It has been a hard slog to get inflation down but it looks like we are getting very close. It is hard to believe that it was only two years ago that it was widely expected that after a brief inflation blip upwards, rates would remain on hold until 2024. Now 12 rate rises later, inflation is still above the two to three per cent band. It is coming down but may not be fast enough for one or two more increases.

There are some promising signs. Domestic travel, electricity and fuel costs fell over the June quarter. The rapid increases in construction costs are nearing an end as demand softens and the cost of materials falls. International travel increases were high but are expected to come back as it was primarily driven by Australians heading to a European summer. Even potato price rises are expected to start to moderate as weather conditions for this crop improve. In the June quarter, inflation rose by 0.8 per cent, the lowest level in almost two years.

Overseas are also seeing some promising signs. US inflation came in at three per cent last month, close to the two per cent target set by that country’s central bank. It didn’t stop them raising rates last week but like Australia, it is expected that the increases will soon be over. Even in countries that have been very aggressive with rate rises, increases seem to be coming to an end. New Zealand’s rates have risen far more quickly than Australia, even forcing that country into recession, but the RBNZ has now flagged that they are just about done.

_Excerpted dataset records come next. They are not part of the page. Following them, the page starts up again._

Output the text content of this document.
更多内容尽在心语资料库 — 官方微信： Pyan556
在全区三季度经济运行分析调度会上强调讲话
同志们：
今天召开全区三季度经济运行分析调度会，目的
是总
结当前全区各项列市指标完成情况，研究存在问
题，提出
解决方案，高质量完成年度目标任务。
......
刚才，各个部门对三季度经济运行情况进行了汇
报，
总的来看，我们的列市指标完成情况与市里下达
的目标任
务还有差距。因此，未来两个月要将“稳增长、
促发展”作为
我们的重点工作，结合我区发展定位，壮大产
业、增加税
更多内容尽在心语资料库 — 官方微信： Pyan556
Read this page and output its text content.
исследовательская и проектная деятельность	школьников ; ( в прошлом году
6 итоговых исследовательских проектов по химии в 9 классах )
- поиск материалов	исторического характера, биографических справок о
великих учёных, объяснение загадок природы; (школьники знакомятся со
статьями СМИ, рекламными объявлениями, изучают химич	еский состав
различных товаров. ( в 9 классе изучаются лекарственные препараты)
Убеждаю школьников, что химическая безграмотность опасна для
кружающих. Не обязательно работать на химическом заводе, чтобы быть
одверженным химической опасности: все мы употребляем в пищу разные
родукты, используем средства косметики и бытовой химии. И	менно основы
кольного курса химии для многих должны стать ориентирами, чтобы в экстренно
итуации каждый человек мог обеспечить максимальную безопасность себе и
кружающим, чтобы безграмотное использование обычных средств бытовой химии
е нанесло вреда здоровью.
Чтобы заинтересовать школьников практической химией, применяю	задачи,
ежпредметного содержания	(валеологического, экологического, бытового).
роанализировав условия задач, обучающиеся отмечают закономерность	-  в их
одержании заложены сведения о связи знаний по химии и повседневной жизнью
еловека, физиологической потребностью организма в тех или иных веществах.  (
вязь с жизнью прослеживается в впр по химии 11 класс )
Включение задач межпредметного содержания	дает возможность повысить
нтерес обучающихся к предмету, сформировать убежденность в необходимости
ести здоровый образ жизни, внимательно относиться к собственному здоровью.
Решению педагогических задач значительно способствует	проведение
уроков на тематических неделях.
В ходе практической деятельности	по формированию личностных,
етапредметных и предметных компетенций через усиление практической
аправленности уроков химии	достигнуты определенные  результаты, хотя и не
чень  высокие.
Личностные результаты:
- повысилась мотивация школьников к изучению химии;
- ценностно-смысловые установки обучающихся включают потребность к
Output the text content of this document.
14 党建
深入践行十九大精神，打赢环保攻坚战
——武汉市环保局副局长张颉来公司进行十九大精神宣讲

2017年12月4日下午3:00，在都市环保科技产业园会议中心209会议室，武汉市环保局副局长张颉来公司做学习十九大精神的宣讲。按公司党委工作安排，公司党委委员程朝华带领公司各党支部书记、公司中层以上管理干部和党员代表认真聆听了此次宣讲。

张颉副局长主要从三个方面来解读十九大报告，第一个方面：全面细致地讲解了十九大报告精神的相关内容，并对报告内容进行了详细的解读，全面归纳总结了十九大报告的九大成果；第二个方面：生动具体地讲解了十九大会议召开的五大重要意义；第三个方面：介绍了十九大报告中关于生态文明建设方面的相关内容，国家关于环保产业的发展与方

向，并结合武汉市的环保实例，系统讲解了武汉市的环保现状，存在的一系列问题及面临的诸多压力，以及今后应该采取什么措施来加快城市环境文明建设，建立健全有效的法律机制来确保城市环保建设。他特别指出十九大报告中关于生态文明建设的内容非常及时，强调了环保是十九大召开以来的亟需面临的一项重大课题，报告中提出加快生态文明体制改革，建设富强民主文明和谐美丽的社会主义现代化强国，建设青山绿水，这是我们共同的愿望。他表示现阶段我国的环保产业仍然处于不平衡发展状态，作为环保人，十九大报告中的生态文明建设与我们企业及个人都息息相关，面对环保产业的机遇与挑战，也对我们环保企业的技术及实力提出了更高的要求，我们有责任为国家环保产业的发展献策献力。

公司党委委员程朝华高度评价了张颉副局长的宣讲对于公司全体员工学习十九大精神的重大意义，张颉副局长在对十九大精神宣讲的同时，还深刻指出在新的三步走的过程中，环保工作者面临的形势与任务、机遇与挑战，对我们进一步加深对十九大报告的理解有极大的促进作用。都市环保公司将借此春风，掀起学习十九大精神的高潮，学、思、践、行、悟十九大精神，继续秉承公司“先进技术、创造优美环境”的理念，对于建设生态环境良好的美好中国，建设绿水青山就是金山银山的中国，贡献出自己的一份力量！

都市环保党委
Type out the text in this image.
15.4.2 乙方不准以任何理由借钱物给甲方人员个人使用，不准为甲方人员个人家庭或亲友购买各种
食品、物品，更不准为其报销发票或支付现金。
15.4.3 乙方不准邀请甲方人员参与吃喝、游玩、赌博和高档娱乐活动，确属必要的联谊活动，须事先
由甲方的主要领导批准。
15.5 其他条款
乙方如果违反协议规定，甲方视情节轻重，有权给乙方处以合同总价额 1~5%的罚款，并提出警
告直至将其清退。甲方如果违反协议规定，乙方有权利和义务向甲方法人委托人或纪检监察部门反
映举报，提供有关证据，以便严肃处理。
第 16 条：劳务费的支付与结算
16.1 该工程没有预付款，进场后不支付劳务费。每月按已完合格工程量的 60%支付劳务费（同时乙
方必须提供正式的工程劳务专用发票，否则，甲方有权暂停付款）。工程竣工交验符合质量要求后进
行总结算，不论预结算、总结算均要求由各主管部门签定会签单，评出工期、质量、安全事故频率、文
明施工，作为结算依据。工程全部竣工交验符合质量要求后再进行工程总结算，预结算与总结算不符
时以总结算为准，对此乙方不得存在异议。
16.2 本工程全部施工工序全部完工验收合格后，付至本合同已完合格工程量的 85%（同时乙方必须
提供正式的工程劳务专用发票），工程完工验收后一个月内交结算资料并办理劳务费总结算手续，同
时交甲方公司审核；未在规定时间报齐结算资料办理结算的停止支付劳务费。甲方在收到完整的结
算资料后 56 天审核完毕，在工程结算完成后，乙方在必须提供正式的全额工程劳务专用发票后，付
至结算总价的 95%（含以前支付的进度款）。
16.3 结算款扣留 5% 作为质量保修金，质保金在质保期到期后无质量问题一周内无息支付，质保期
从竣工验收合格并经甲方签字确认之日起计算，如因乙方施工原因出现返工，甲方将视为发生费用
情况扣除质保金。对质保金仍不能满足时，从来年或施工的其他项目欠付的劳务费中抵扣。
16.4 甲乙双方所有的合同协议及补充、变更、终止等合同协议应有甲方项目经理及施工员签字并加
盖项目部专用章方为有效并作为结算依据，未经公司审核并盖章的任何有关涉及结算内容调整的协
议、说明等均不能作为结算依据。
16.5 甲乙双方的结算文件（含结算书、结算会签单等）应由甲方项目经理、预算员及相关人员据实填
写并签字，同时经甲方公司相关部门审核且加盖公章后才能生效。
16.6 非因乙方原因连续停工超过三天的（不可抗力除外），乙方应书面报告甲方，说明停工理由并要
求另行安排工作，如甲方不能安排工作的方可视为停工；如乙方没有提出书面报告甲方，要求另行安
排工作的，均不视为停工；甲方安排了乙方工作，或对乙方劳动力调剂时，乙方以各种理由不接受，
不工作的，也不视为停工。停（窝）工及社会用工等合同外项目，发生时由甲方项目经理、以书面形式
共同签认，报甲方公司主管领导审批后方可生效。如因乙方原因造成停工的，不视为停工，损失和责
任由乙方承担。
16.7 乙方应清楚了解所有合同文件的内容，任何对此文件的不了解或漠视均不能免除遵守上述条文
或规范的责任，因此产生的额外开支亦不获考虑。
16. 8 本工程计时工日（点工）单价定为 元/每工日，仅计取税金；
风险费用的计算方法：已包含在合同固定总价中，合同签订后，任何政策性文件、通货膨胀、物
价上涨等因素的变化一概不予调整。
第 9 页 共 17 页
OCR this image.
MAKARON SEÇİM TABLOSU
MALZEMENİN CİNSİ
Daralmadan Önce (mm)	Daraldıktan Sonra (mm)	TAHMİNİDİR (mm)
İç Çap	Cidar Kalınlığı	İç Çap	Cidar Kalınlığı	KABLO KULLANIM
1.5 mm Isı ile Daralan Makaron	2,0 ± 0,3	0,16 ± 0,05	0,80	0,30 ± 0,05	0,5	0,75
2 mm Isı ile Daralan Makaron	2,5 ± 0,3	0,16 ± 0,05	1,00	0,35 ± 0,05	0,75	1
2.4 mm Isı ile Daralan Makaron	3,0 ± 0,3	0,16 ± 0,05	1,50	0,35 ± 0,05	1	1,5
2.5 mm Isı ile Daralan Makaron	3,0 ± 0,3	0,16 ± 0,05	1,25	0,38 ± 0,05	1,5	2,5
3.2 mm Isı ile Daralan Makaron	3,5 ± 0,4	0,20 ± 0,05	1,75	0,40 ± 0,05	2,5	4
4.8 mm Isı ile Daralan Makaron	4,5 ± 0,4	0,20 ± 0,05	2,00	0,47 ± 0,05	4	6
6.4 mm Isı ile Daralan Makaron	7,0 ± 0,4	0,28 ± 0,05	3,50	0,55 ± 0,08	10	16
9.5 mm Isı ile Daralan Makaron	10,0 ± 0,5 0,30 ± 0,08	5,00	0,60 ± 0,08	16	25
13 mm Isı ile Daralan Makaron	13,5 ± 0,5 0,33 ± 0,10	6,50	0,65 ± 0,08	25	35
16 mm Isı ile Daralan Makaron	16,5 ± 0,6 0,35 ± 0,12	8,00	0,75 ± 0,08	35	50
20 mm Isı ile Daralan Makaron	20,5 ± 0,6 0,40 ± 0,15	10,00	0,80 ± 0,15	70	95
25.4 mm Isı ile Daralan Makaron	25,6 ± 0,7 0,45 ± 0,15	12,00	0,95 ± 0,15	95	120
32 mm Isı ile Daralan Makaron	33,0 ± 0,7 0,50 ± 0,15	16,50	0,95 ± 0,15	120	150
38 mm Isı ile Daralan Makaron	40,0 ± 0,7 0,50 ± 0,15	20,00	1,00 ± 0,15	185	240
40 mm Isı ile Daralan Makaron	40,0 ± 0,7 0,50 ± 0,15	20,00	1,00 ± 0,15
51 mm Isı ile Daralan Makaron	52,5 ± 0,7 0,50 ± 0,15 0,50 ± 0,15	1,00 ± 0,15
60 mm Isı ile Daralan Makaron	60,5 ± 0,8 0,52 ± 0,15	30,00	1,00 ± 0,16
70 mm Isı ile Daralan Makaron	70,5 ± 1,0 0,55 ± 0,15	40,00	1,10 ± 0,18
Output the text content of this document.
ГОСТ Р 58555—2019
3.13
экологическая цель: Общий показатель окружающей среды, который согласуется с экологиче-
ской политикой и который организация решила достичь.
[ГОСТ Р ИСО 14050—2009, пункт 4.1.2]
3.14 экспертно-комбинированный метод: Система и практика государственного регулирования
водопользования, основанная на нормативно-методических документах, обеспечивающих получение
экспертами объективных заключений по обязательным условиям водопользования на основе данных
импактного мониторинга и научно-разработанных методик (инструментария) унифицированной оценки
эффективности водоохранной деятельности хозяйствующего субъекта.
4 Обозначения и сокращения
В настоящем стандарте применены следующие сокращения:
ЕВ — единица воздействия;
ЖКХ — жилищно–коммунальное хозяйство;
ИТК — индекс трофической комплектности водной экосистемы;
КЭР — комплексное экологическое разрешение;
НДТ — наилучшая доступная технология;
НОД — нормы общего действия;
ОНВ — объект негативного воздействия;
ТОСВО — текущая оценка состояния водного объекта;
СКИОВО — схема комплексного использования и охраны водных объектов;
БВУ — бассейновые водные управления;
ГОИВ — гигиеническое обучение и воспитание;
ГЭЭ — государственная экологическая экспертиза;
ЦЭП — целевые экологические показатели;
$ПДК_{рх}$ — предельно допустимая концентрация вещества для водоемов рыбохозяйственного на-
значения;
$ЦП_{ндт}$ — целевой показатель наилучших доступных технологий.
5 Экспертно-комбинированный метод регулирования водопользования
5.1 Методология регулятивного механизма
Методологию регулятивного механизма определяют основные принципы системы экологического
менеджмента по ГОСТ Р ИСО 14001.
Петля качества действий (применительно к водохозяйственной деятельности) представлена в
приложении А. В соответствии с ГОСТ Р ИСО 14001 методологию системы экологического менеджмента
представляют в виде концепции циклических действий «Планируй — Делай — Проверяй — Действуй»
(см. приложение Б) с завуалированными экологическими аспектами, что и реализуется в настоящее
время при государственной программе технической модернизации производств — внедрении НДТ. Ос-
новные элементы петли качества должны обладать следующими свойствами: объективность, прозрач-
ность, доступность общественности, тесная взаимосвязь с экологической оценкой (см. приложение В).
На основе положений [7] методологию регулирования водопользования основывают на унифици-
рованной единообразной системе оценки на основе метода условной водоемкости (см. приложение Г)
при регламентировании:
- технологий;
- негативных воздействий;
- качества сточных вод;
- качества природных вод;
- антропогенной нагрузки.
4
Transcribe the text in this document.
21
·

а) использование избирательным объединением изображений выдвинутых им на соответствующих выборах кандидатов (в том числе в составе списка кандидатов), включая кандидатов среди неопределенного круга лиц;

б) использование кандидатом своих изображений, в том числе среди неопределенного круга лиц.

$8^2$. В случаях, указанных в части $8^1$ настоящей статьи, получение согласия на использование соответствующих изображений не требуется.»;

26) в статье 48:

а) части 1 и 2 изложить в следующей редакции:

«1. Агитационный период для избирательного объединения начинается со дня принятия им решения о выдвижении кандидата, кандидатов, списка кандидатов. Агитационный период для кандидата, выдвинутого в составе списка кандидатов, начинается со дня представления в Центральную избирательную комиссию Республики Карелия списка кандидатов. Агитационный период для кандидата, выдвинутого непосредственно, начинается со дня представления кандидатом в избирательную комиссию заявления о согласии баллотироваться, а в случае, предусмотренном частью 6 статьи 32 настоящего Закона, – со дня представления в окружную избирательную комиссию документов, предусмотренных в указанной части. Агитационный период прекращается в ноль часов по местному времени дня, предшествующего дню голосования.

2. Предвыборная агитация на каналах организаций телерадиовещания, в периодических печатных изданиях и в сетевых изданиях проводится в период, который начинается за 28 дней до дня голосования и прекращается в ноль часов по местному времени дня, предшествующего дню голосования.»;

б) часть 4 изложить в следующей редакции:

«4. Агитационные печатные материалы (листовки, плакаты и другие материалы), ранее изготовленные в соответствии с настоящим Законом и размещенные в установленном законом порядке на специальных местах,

The big problem remains rental increases. As we noted last year when advertised rents started to skyrocket, there is always a lag between advertised rents climbing and an increase in rents in already tenanted properties. It is the rents in tenanted properties that is used in the ABS inflation numbers. Increases in advertised rents are starting to slow but it will be some time before this slows down in the rental calculation used in the inflation numbers.